Jacob Sullum objects:
The "perfect test" of freedom was a legal regime in which the rights of African Americans were systematically denied, murderous assaults on them went unpunished, and businesses were forced to discriminate against them? And all that was somehow the result of "libertarian philosophy"? It's hard to believe that Bartlett, a former Ron Paul staffer and occasional Reason contributor, believes any of this. This deliberately dense rant reeks of Bartlett's desperation to distinguish himself from libertarians who have been unfairly tarred as racists by joining in the ad hominem assault.

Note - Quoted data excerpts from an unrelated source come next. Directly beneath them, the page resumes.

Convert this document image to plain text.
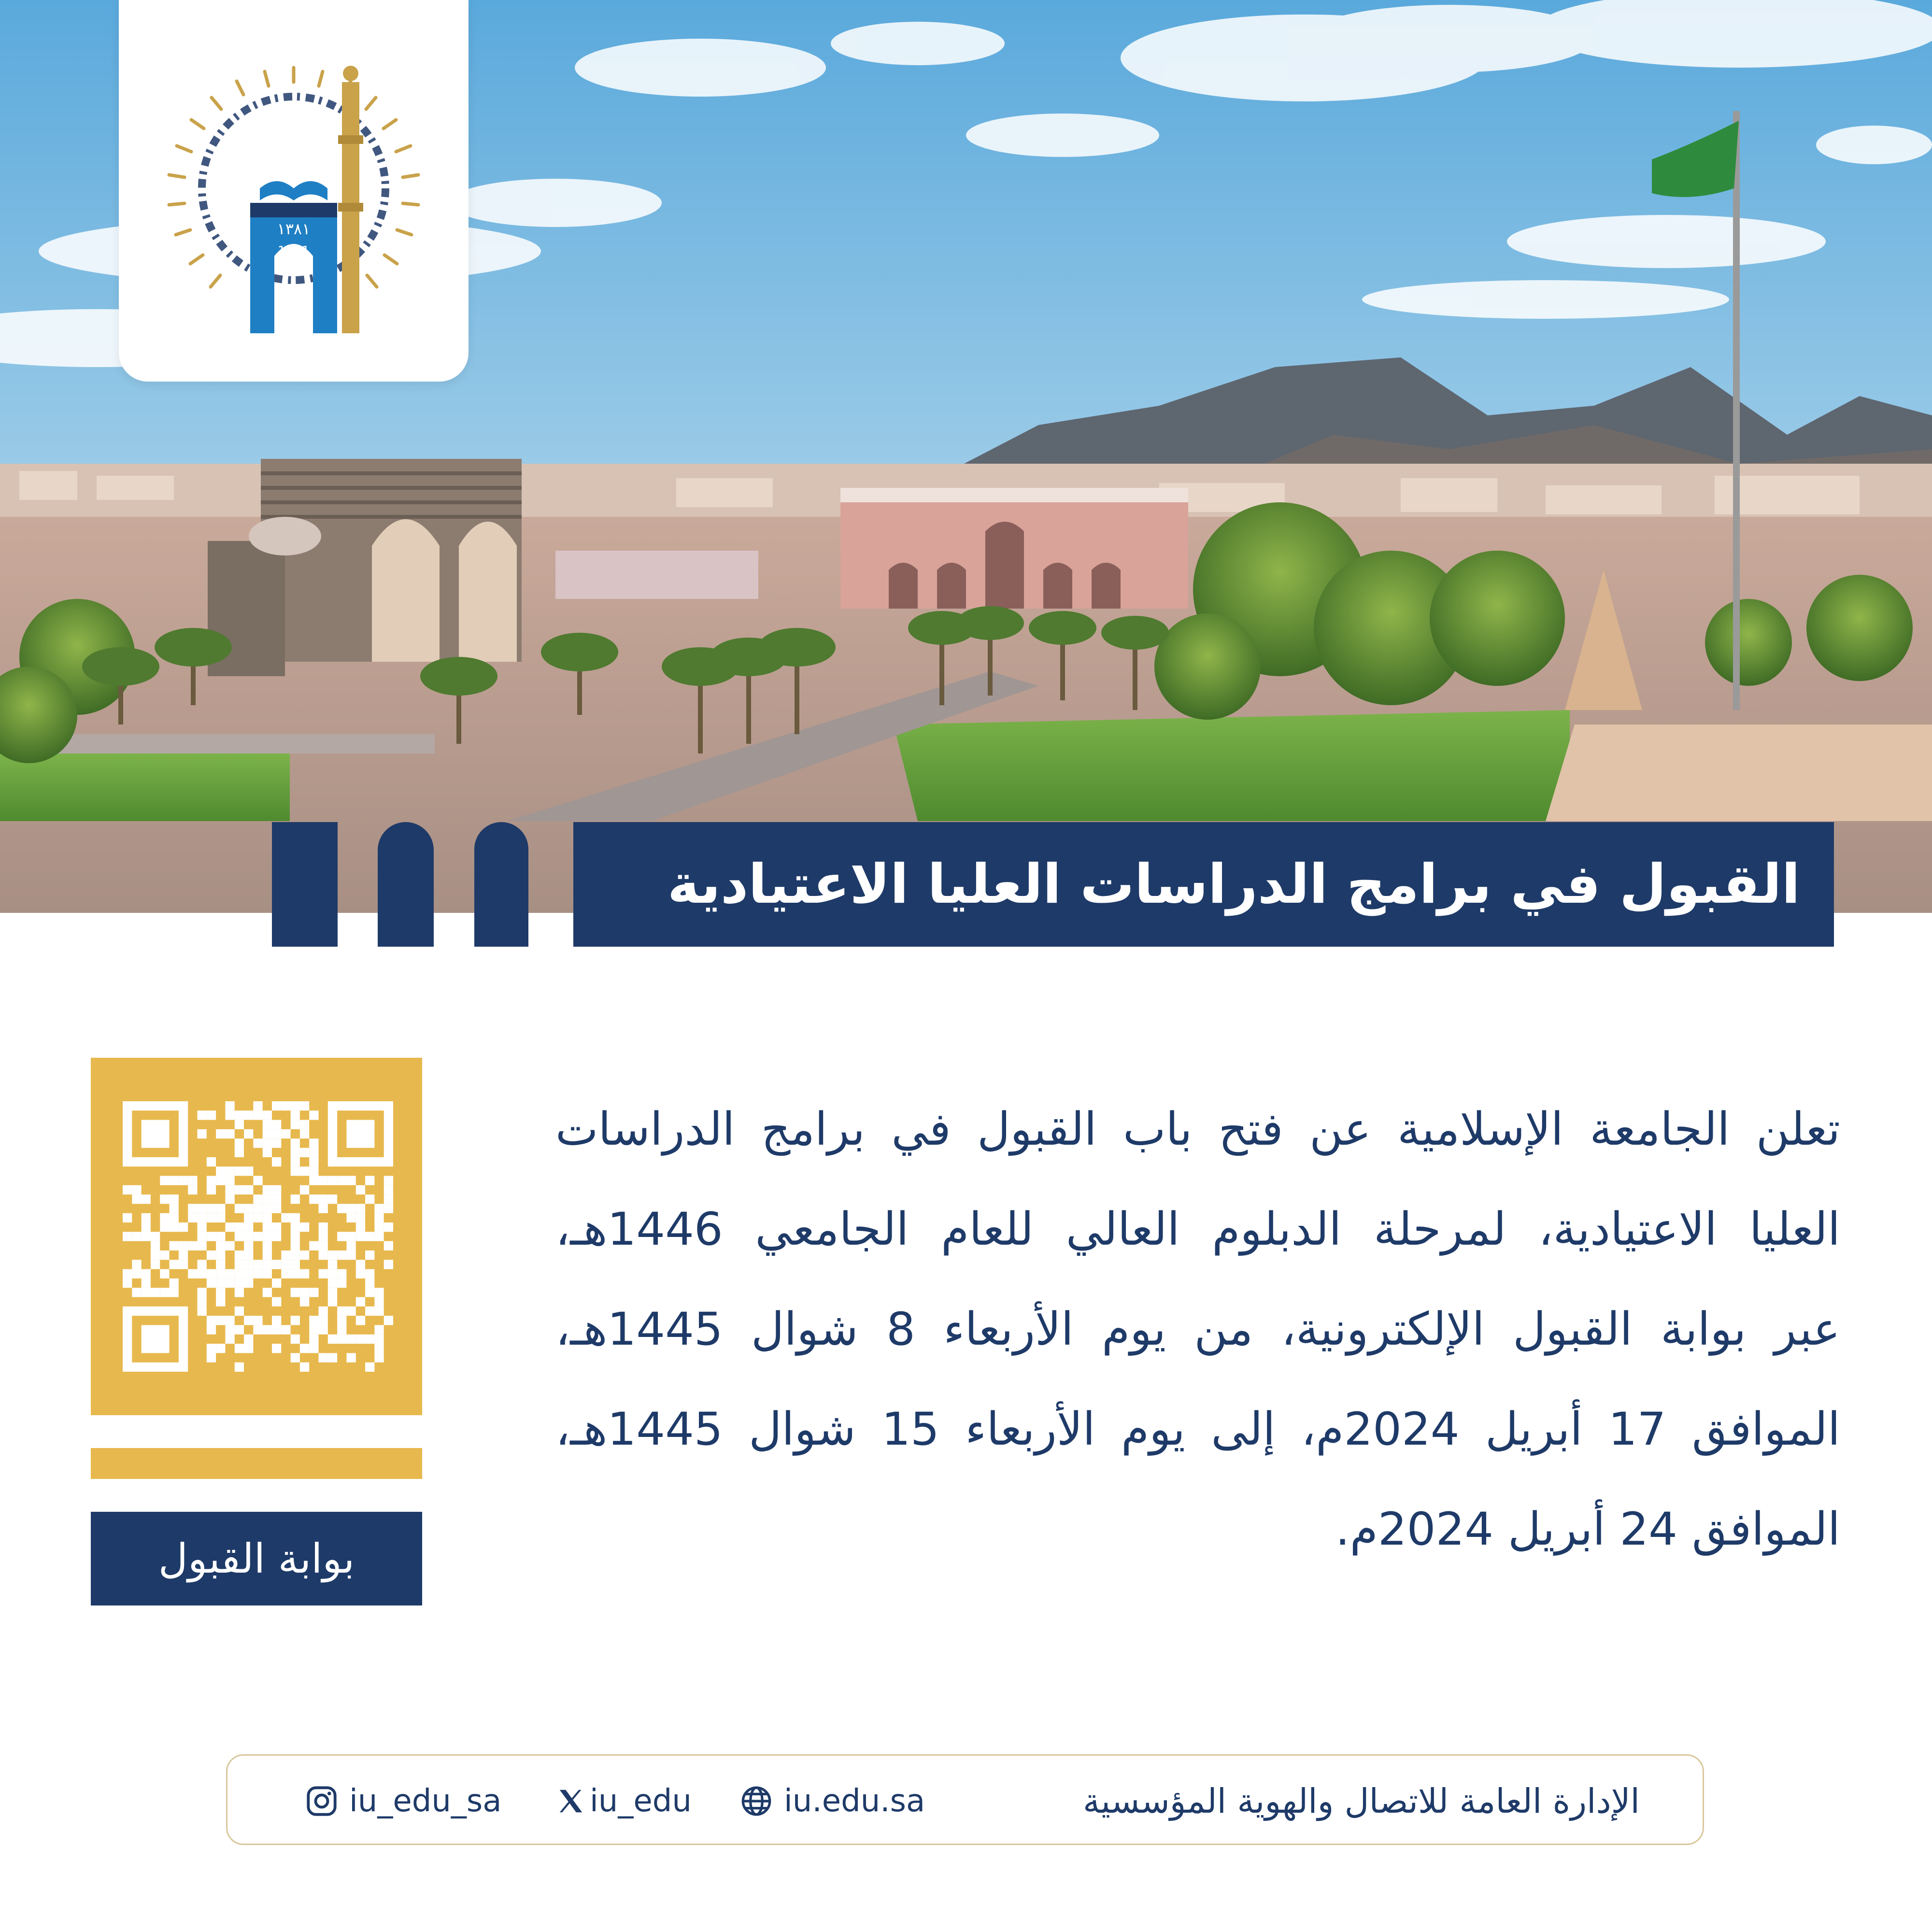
١٣٨١
1961
القبول في برامج الدراسات العليا الاعتيادية
تعلن الجامعة الإسلامية عن فتح باب القبول في برامج الدراسات
العليا الاعتيادية، لمرحلة الدبلوم العالي للعام الجامعي 1446هـ،
عبر بوابة القبول الإلكترونية، من يوم الأربعاء 8 شوال 1445هـ،
الموافق 17 أبريل 2024م، إلى يوم الأربعاء 15 شوال 1445هـ،
الموافق 24 أبريل 2024م.
بوابة القبول
iu_edu_sa	iu_edu	iu.edu.sa	الإدارة العامة للاتصال والهوية المؤسسية
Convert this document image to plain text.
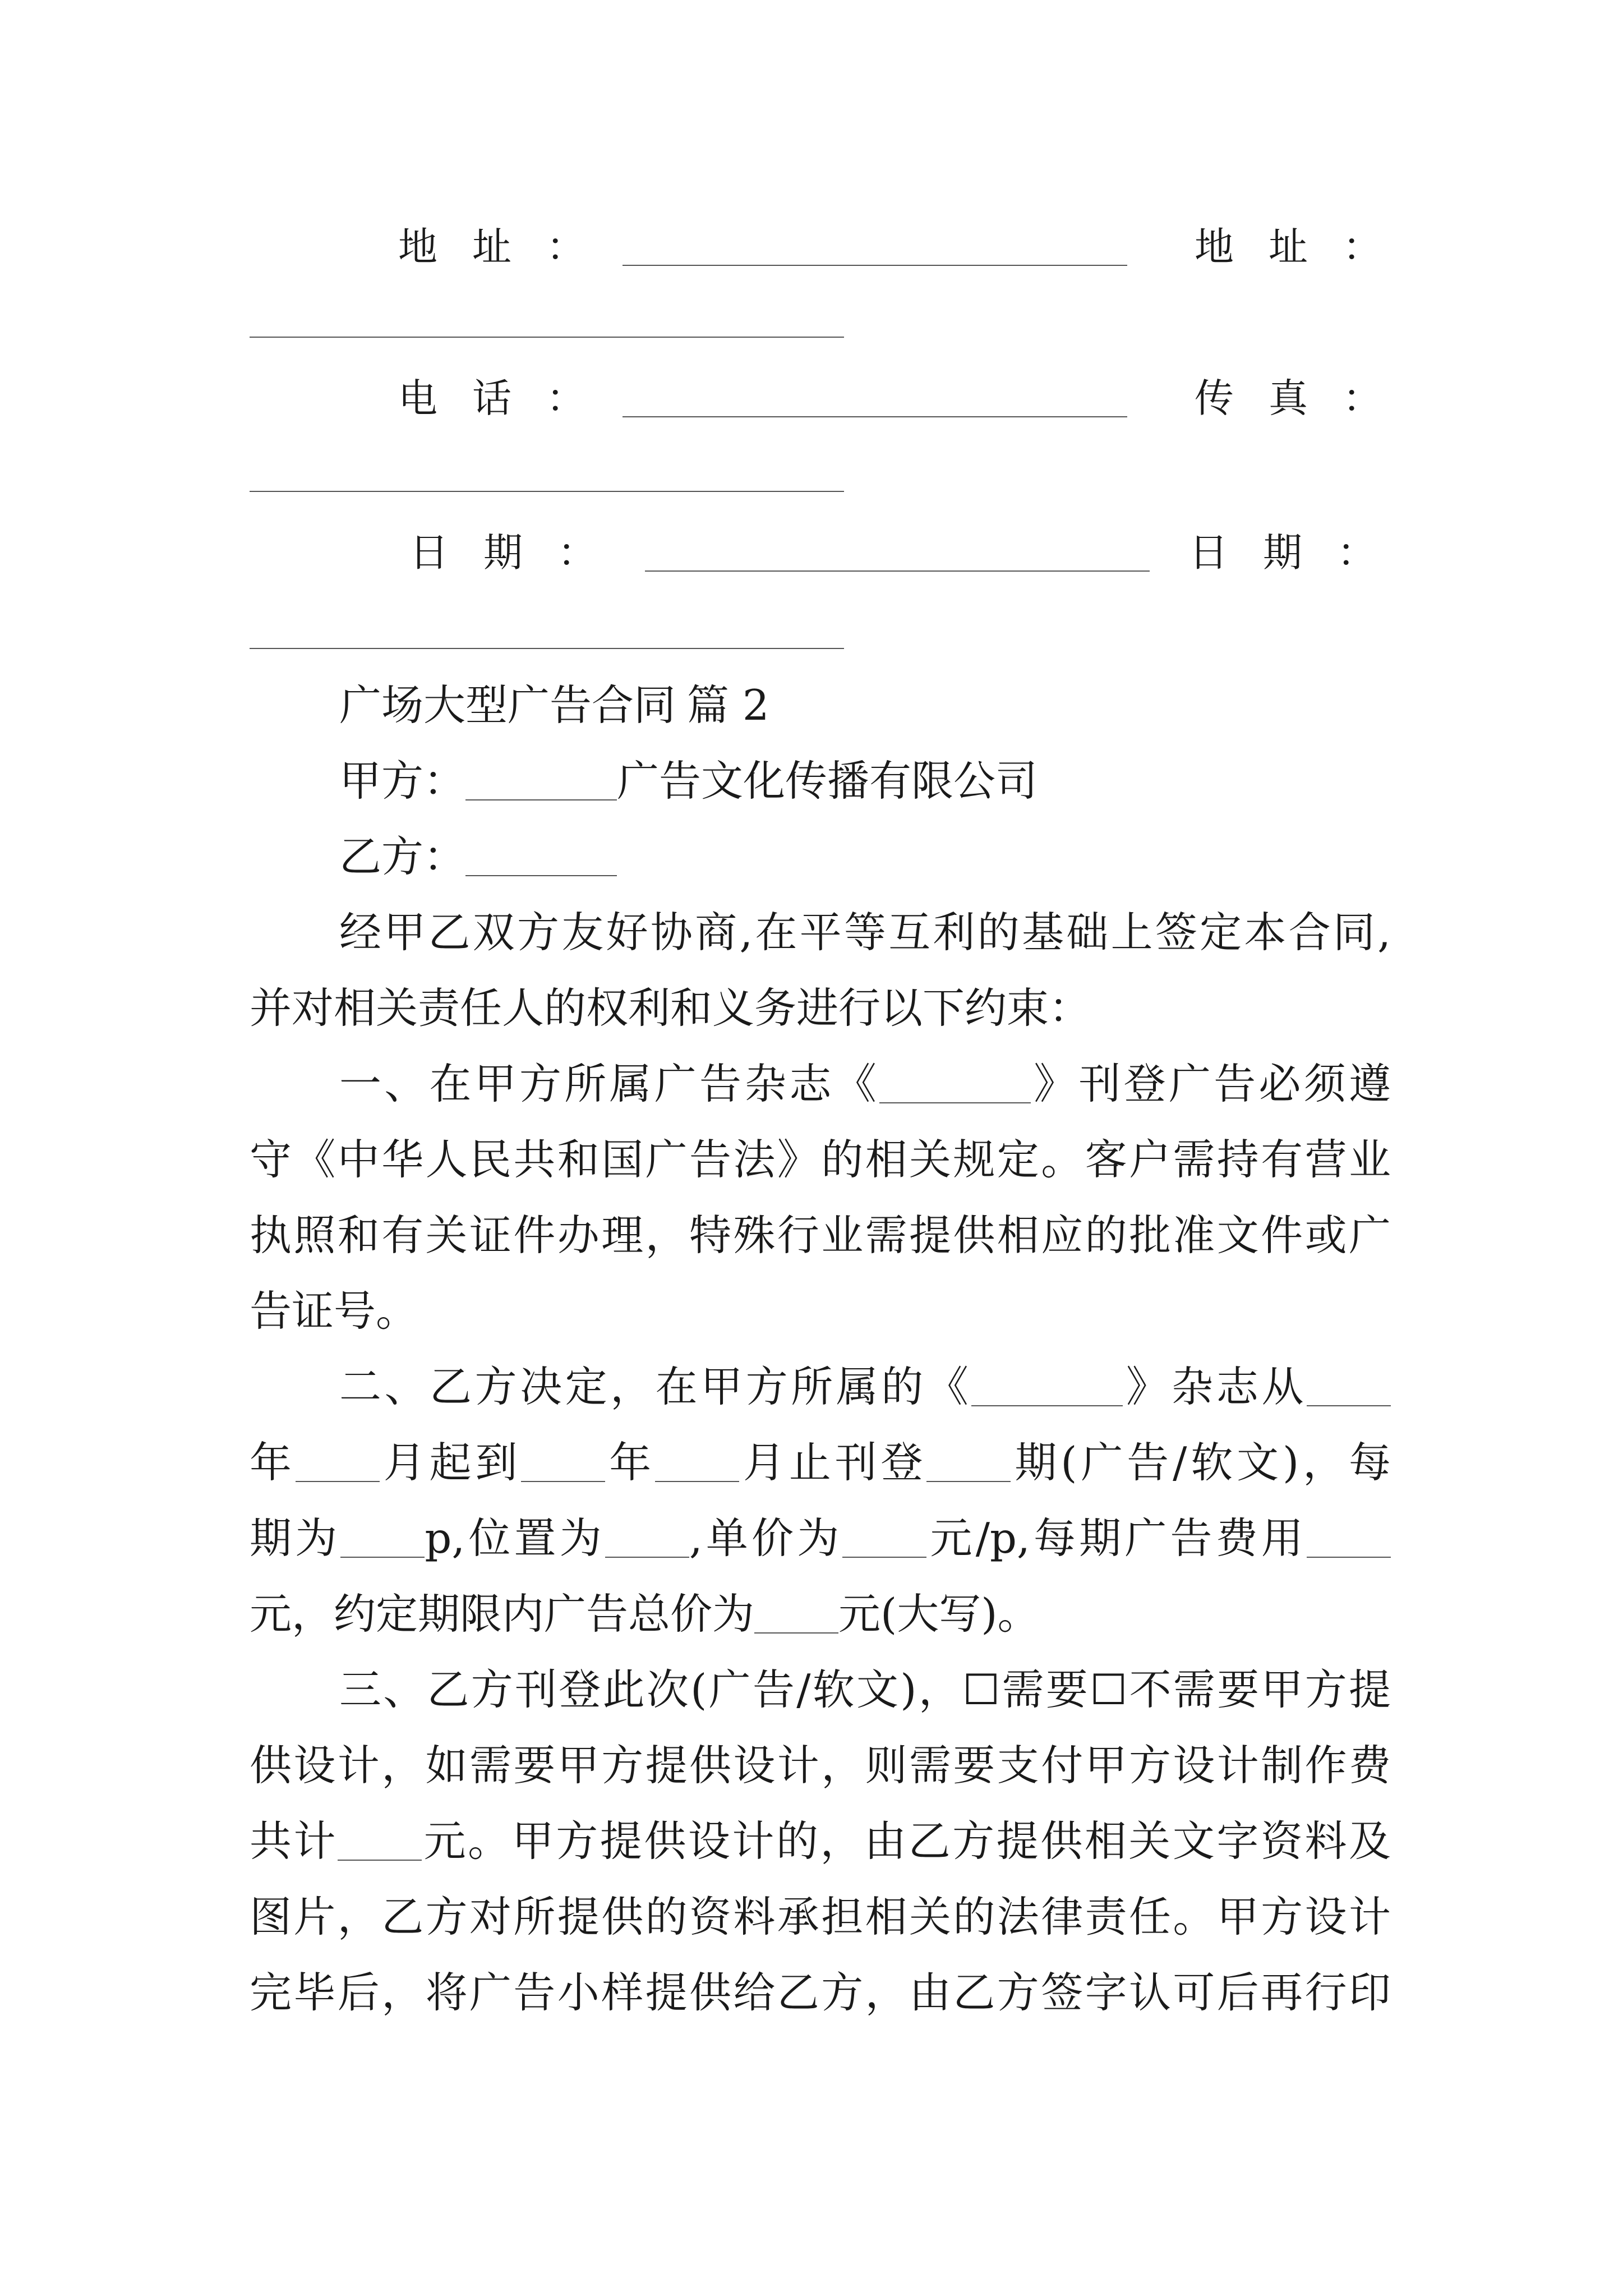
地址：	地址：
电话：	传真：
日期：	日期：
广场大型广告合同 篇 2
甲方：	广告文化传播有限公司
乙方：
经甲乙双方友好协商,在平等互利的基础上签定本合同,
并对相关责任人的权利和义务进行以下约束：
一、在甲方所属广告杂志《	》刊登广告必须遵
守《中华人民共和国广告法》的相关规定。客户需持有营业
执照和有关证件办理，特殊行业需提供相应的批准文件或广
告证号。
二、乙方决定，在甲方所属的《	》杂志从
年 月起到 年 月止刊登 期(广告/软文)，每
期为 p,位置为 ,单价为 元/p,每期广告费用
元，约定期限内广告总价为 元(大写)。
三、乙方刊登此次(广告/软文)，☐需要☐不需要甲方提
供设计，如需要甲方提供设计，则需要支付甲方设计制作费
共计 元。甲方提供设计的，由乙方提供相关文字资料及
图片，乙方对所提供的资料承担相关的法律责任。甲方设计
完毕后，将广告小样提供给乙方，由乙方签字认可后再行印
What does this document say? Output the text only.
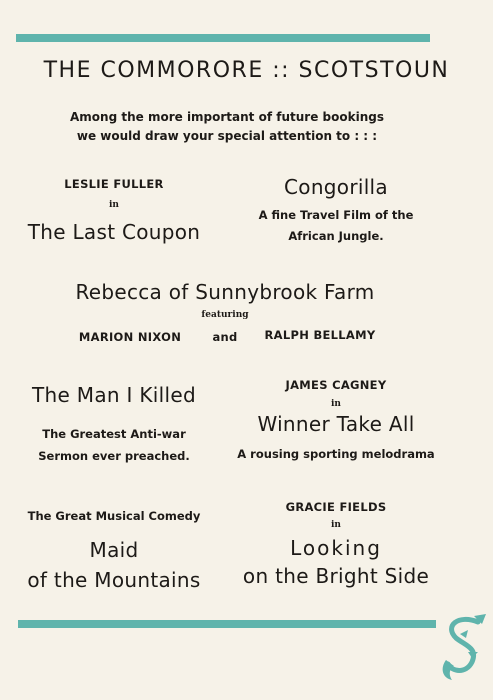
THE COMMORORE :: SCOTSTOUN
Among the more important of future bookings
we would draw your special attention to : : :
LESLIE FULLER
in
The Last Coupon
Congorilla
A fine Travel Film of the
African Jungle.
Rebecca of Sunnybrook Farm
featuring
MARION NIXON	and	RALPH BELLAMY
The Man I Killed
The Greatest Anti-war
Sermon ever preached.
JAMES CAGNEY
in
Winner Take All
A rousing sporting melodrama
The Great Musical Comedy
Maid
of the Mountains
GRACIE FIELDS
in
Looking
on the Bright Side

Sullum isn't actually contradicting Bartlett's history here; he's objecting to the idea that the culture of white supremacist violence and coercion in the South, supported by local and state governments, could be described as "libertarian." That's actually beside the point Bartlett is making.
When I first read that paragraph, it seemed clear to me that Bartlett was referring to the fact that the Civil Rights Act of 1875, which did many of the things that the 1964 Civil Rights Act did, was overturned on what can be described as "libertarian" grounds, namely that private discrimination was a private, not a state, matter and that the Constitution did not protect against it. As Justice Joseph P. Bradley wrote in his majority opinion, "It is proper to state that civil rights, such as are guarantied by the Constitution against state aggression, cannot be impaired by the wrongful acts of individuals, unsupported by state authority in the shape of laws, customs, or judicial or executive proceedings." (There's even a shoutout to the 10th Amendment.) That 1887 decision led ultimately to decades of white supremacist violence and coercion in the South, as the federal government was no longer empowered to do anything about it.
I understand why Sullum is upset, but Bartlett isn't saying that "libertarians" did these terrible things or that "libertarians" are responsible for white supremacy. What he's saying is that the reading of the Constitution that the Supreme Court made in 1883 is very much along the lines of what Rand Paul was arguing. The history following that ruling speaks for itself.